Three Merrill Lynch (NYSE:MER) bankers are facing the Enron music today, and no one wants to be caught without a chair. The unhappy fellows -- Daniel Bayly, Robert Furst, and James Brown -- are facing conspiracy charges for their role in the infamous Enron barge deal, wherein Merrill bought three worthless barges parked off the coast of Nigeria from Enron and then sold them back within six weeks.

If that sounds kind of like a loan to you, well, you're not alone. The three basically helped Enron make loan proceeds look like revenue, which it would appear was the defunct company's preferred method of making money. (And I mean "making" in the sense that they whipped it out of thin air).
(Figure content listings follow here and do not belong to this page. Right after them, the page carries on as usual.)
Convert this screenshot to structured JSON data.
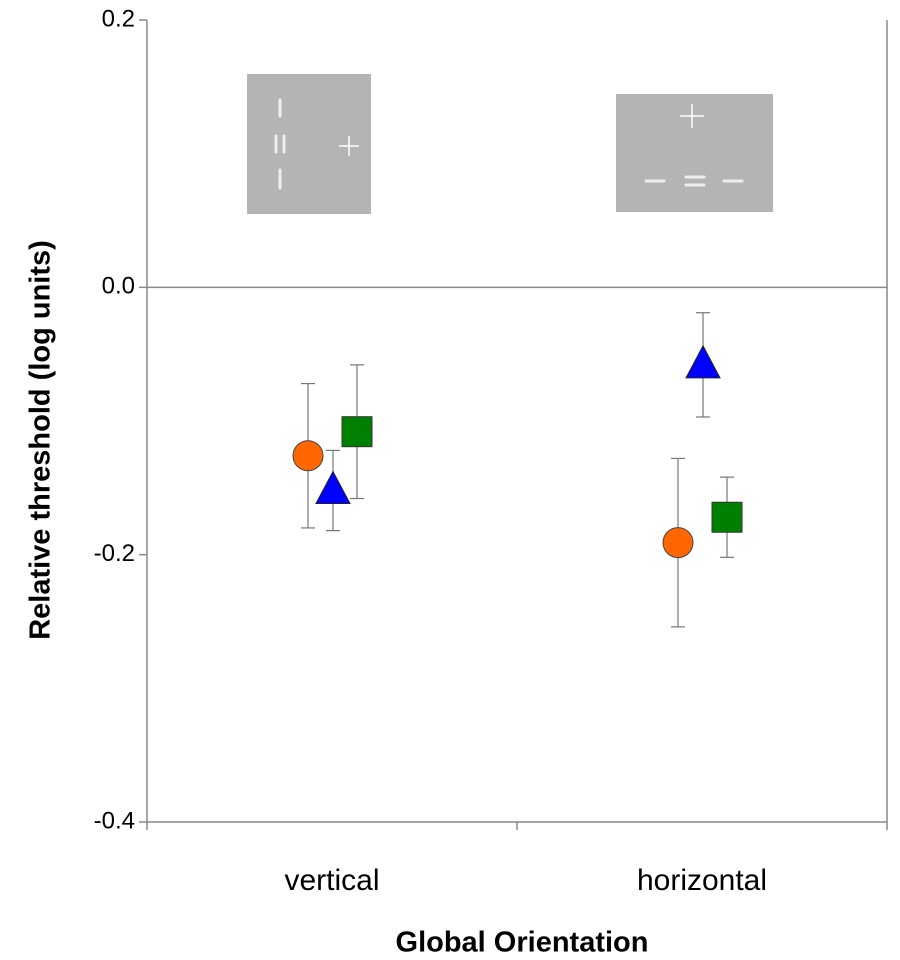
{
  "chart_data": {
    "type": "scatter",
    "y_label": "Relative threshold (log units)",
    "x_label": "Global Orientation",
    "categories": [
      "vertical",
      "horizontal"
    ],
    "series": [
      {
        "color": "#ff6600",
        "marker": "circle",
        "values": [
          -0.126,
          -0.191
        ],
        "errors": [
          0.054,
          0.063
        ]
      },
      {
        "color": "#0000ff",
        "marker": "triangle",
        "values": [
          -0.152,
          -0.058
        ],
        "errors": [
          0.03,
          0.039
        ]
      },
      {
        "color": "#008000",
        "marker": "square",
        "values": [
          -0.108,
          -0.172
        ],
        "errors": [
          0.05,
          0.03
        ]
      }
    ],
    "ylim": [
      -0.4,
      0.2
    ],
    "yticks": [
      -0.4,
      -0.2,
      {
        "value": 0,
        "label": "0.0"
      },
      0.2
    ],
    "grid": false
  }
}
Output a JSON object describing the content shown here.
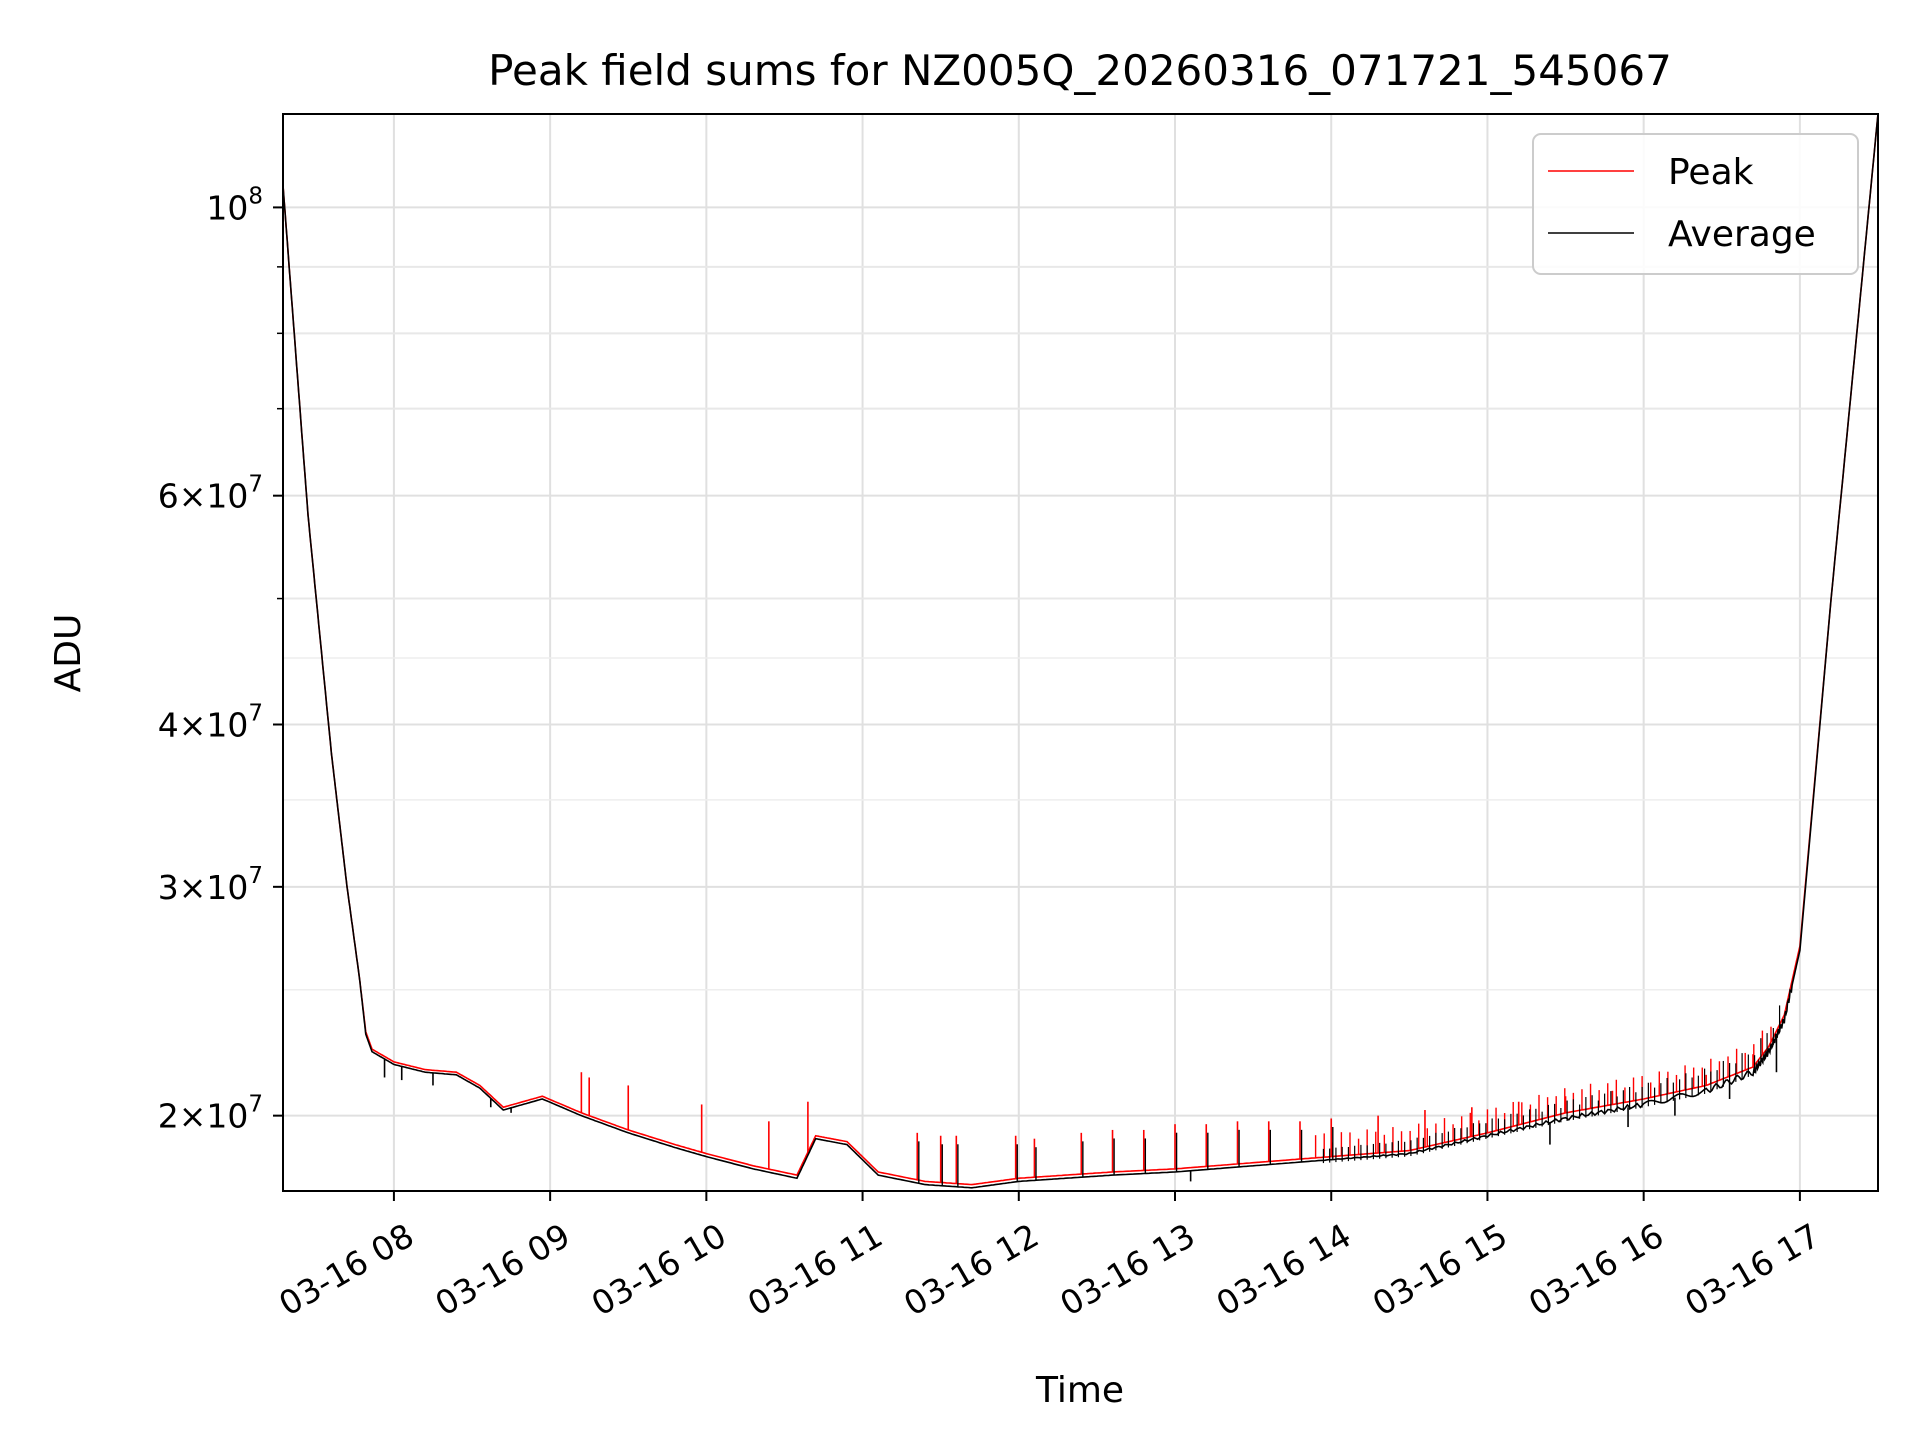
{
  "chart_data": {
    "type": "line",
    "title": "Peak field sums for NZ005Q_20260316_071721_545067",
    "xlabel": "Time",
    "ylabel": "ADU",
    "yscale": "log",
    "xlim": [
      7.29,
      17.5
    ],
    "ylim": [
      17500000,
      118000000
    ],
    "grid": true,
    "legend_position": "top-right",
    "x_ticks": [
      {
        "value": 8,
        "label": "03-16 08"
      },
      {
        "value": 9,
        "label": "03-16 09"
      },
      {
        "value": 10,
        "label": "03-16 10"
      },
      {
        "value": 11,
        "label": "03-16 11"
      },
      {
        "value": 12,
        "label": "03-16 12"
      },
      {
        "value": 13,
        "label": "03-16 13"
      },
      {
        "value": 14,
        "label": "03-16 14"
      },
      {
        "value": 15,
        "label": "03-16 15"
      },
      {
        "value": 16,
        "label": "03-16 16"
      },
      {
        "value": 17,
        "label": "03-16 17"
      }
    ],
    "y_ticks": [
      {
        "value": 20000000,
        "base": "2",
        "mult": "×",
        "ten": "10",
        "exp": "7"
      },
      {
        "value": 30000000,
        "base": "3",
        "mult": "×",
        "ten": "10",
        "exp": "7"
      },
      {
        "value": 40000000,
        "base": "4",
        "mult": "×",
        "ten": "10",
        "exp": "7"
      },
      {
        "value": 60000000,
        "base": "6",
        "mult": "×",
        "ten": "10",
        "exp": "7"
      },
      {
        "value": 100000000,
        "base": "",
        "mult": "",
        "ten": "10",
        "exp": "8"
      }
    ],
    "y_minor_ticks": [
      50000000,
      70000000,
      80000000,
      90000000
    ],
    "x_unit": "hours (2026-03-16 local time)",
    "series": [
      {
        "name": "Peak",
        "color": "#ff0000",
        "x": [
          7.29,
          7.45,
          7.6,
          7.7,
          7.78,
          7.82,
          7.86,
          8.0,
          8.2,
          8.4,
          8.55,
          8.7,
          8.95,
          9.2,
          9.5,
          9.8,
          10.0,
          10.3,
          10.58,
          10.7,
          10.9,
          11.1,
          11.4,
          11.7,
          12.0,
          12.3,
          12.6,
          13.0,
          13.5,
          14.0,
          14.5,
          15.0,
          15.5,
          16.0,
          16.4,
          16.7,
          16.8,
          16.9,
          17.0,
          17.2,
          17.5
        ],
        "values": [
          104000000,
          58000000,
          38000000,
          30000000,
          25500000,
          23200000,
          22500000,
          22000000,
          21700000,
          21600000,
          21100000,
          20300000,
          20700000,
          20100000,
          19500000,
          19000000,
          18700000,
          18300000,
          18000000,
          19300000,
          19100000,
          18100000,
          17800000,
          17700000,
          17900000,
          18000000,
          18100000,
          18200000,
          18400000,
          18600000,
          18800000,
          19400000,
          20100000,
          20600000,
          21100000,
          21800000,
          22600000,
          23900000,
          27000000,
          50000000,
          118000000
        ],
        "spikes": [
          {
            "x": 9.2,
            "value": 21600000
          },
          {
            "x": 9.25,
            "value": 21400000
          },
          {
            "x": 9.5,
            "value": 21100000
          },
          {
            "x": 9.97,
            "value": 20400000
          },
          {
            "x": 10.4,
            "value": 19800000
          },
          {
            "x": 10.65,
            "value": 20500000
          },
          {
            "x": 11.35,
            "value": 19400000
          },
          {
            "x": 11.5,
            "value": 19300000
          },
          {
            "x": 11.6,
            "value": 19300000
          },
          {
            "x": 11.98,
            "value": 19300000
          },
          {
            "x": 12.1,
            "value": 19200000
          },
          {
            "x": 12.4,
            "value": 19400000
          },
          {
            "x": 12.6,
            "value": 19500000
          },
          {
            "x": 12.8,
            "value": 19500000
          },
          {
            "x": 13.0,
            "value": 19700000
          },
          {
            "x": 13.2,
            "value": 19700000
          },
          {
            "x": 13.4,
            "value": 19800000
          },
          {
            "x": 13.6,
            "value": 19800000
          },
          {
            "x": 13.8,
            "value": 19800000
          },
          {
            "x": 14.0,
            "value": 19900000
          },
          {
            "x": 14.3,
            "value": 20000000
          },
          {
            "x": 14.6,
            "value": 20200000
          },
          {
            "x": 14.9,
            "value": 20300000
          },
          {
            "x": 15.2,
            "value": 20500000
          },
          {
            "x": 15.5,
            "value": 20700000
          },
          {
            "x": 15.8,
            "value": 20900000
          },
          {
            "x": 16.1,
            "value": 21100000
          },
          {
            "x": 16.4,
            "value": 21500000
          },
          {
            "x": 16.7,
            "value": 22300000
          }
        ]
      },
      {
        "name": "Average",
        "color": "#000000",
        "x": [
          7.29,
          7.45,
          7.6,
          7.7,
          7.78,
          7.82,
          7.86,
          8.0,
          8.2,
          8.4,
          8.55,
          8.7,
          8.95,
          9.2,
          9.5,
          9.8,
          10.0,
          10.3,
          10.58,
          10.7,
          10.9,
          11.1,
          11.4,
          11.7,
          12.0,
          12.3,
          12.6,
          13.0,
          13.5,
          14.0,
          14.5,
          15.0,
          15.5,
          16.0,
          16.4,
          16.7,
          16.8,
          16.9,
          17.0,
          17.2,
          17.5
        ],
        "values": [
          104000000,
          58000000,
          38000000,
          30000000,
          25500000,
          23100000,
          22400000,
          21900000,
          21600000,
          21500000,
          21000000,
          20200000,
          20600000,
          20000000,
          19400000,
          18900000,
          18600000,
          18200000,
          17900000,
          19200000,
          19000000,
          18000000,
          17700000,
          17600000,
          17800000,
          17900000,
          18000000,
          18100000,
          18300000,
          18500000,
          18700000,
          19300000,
          19900000,
          20400000,
          20900000,
          21600000,
          22400000,
          23700000,
          26800000,
          50000000,
          118000000
        ],
        "dips": [
          {
            "x": 7.94,
            "value": 21400000
          },
          {
            "x": 8.05,
            "value": 21300000
          },
          {
            "x": 8.25,
            "value": 21100000
          },
          {
            "x": 8.62,
            "value": 20300000
          },
          {
            "x": 8.75,
            "value": 20100000
          },
          {
            "x": 13.1,
            "value": 17800000
          },
          {
            "x": 15.4,
            "value": 19000000
          },
          {
            "x": 15.9,
            "value": 19600000
          },
          {
            "x": 16.2,
            "value": 20000000
          },
          {
            "x": 16.55,
            "value": 20600000
          },
          {
            "x": 16.85,
            "value": 21600000
          }
        ]
      }
    ]
  }
}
Merrill Lynch the company has little to fear at this point, not after forking over $80 million in March to settle charges levied against it by the SEC as a result of the barge transaction and another shady Enron deal.

Indeed, most of the companies involved in questionable Enron transactions are out of the hot seat, as the hunt moves to the individual employees who constructed the deals. (I recently wrote of the fact that Citibank (NYSE:C) and J.P. Morgan Chase (NYSE:JPM) managed to settle their charges for about $300 million.)

It's too bad these three individuals didn't think to loot some of the money for themselves. If they had deeper pockets, perhaps they could just "settle" their charges as well.